The proportion of Britons who say they trust journalists has increased over the last year and nearly doubled since 2000, according to an annual Ipsos study.
Journalists still rank among the least trusted professions in the UK but they are ahead of politicians, estate agents and advertising executives.
Those were the findings from the 2022 Veracity Index, a long-standing study by Ipsos which has measured the level of the UK public’s trust in various professions since 1983.
Some 29% of the more than 1,000 UK adults polled said they trusted journalists to tell the truth, making them the fifth-least trusted profession in the UK. It is the highest trust score for journalists ever seen in the survey.
This was a sharp improvement on 2020 when 23% of people said that they trusted journalists, and on 1983 when the number was 19%.
Among the population, there were differences in who was more or less likely to trust reporters. Respondents from Gen Z (people currently aged 16 to 26) were most likely to say they did not trust journalists (60%), followed by millennials (aged 27 to 41) of whom 59% said they did not trust journalists.
Among baby boomers (those aged 58-76), levels of distrust were slightly lower at 56%.
There were also differences by education level and socio-economic class. Thirty-seven percent of people with a degree said they trusted journalists compared to just 24% of people educated to GCSE or O-level.
Meanwhile 35% of people considered by the Office of National Statistics to be in the AB socio-economic bracket (which translates roughly to upper-middle or middle-middle class status) said they trusted journalists.
This fell to 25% among people considered to be working class or unemployed (DE according to the same ONS classification).
This year’s Digital News Report by the Reuters Institute for the Study of Journalism (RISJ) similarly highlighted the public’s lack of faith in the media, with just over a third (34%) of people saying they trusted UK news. However, in that poll it was down from 51% in 2015.
The Ipsos survey also asked people what they thought of television newsreaders specifically, finding this was one of the professions in which the public had seen the greatest boom in trust in the past year. Fifty-eight percent of people answered that they trusted TV newsreaders to tell the truth, a six percentage point jump on 2021.
Baby boomers were the most likely to trust TV newsreaders (68%), with millennials the least (49%).
The rise in trust in TV newsreaders was all the more remarkable because of the general dip in public trust across the board revealed by this year’s poll, said Mike Clemence, a researcher at Ipsos Trends & Foresight.

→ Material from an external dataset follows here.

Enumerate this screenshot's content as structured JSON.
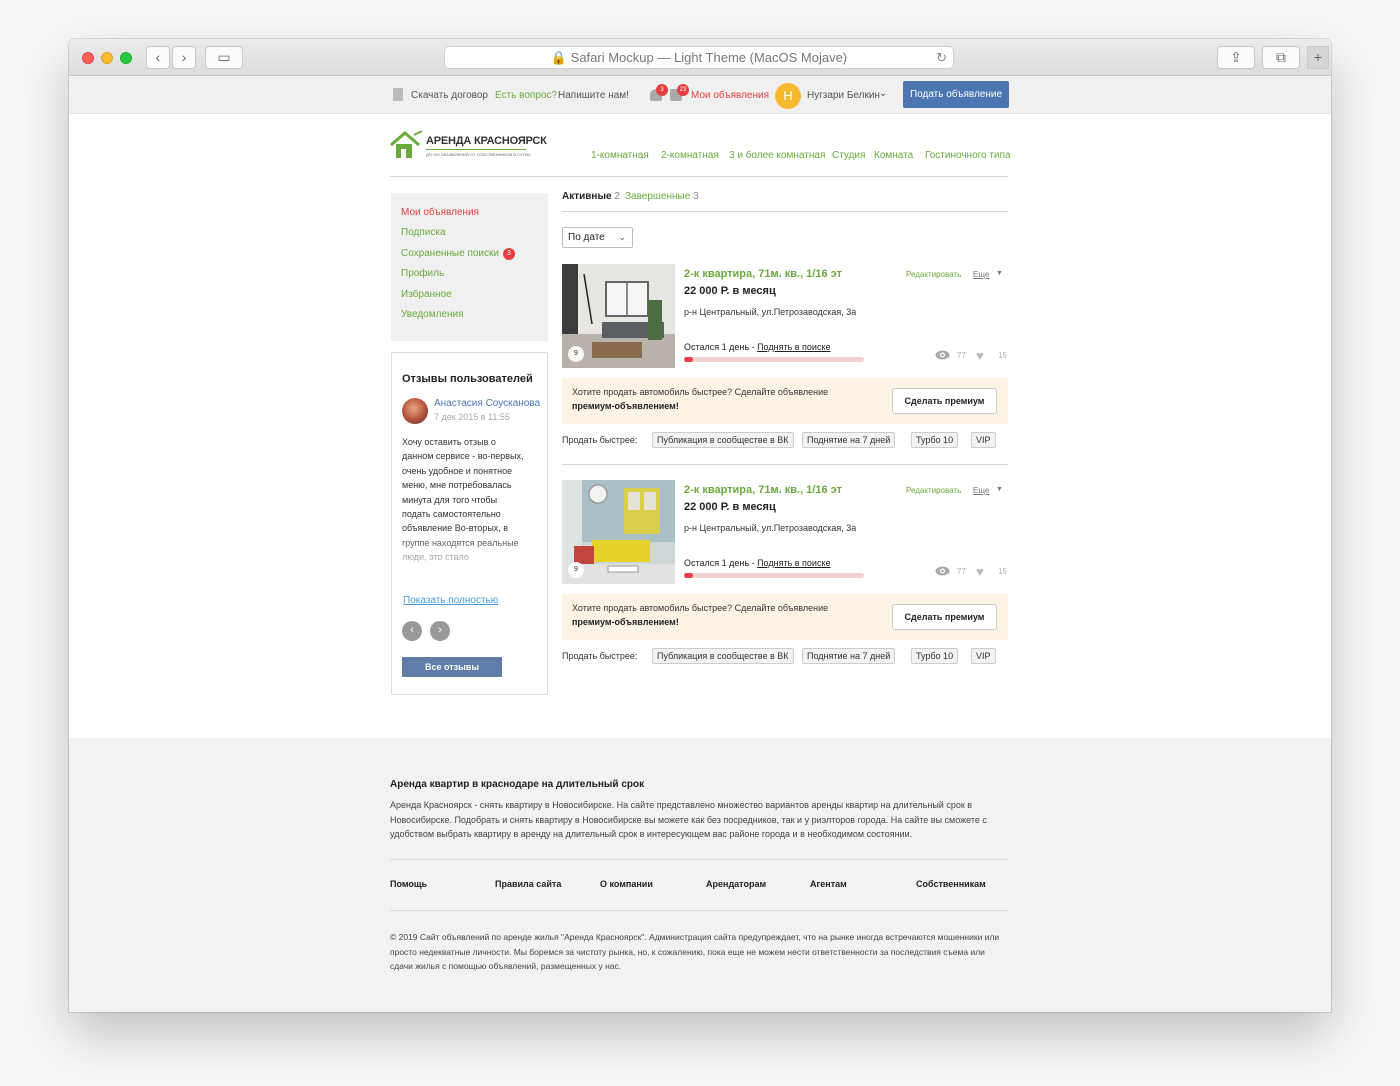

“This year we have seen public trust drop gently across a wide range of professions,” he said. “The biggest drop is in trust in politicians, which has fallen to levels last seen during the 2009 expenses crisis. However we have also seen small but noticeable falls for high-trust professions including doctors, nurses, teachers and curators, as well as trust in the average person in the street.
“This makes the professions where we have seen an increase in trust this year – TV newsreaders, trade union officials and engineers – all the more noteworthy.”
Since 2020, Ipsos has interviewed a representative quota sample of more than 1,000 Brits aged 16+ via telephone. Interviews for this year’s index were carried out in October and November 2022. Prior to 2020, interviews were conducted face-to-face.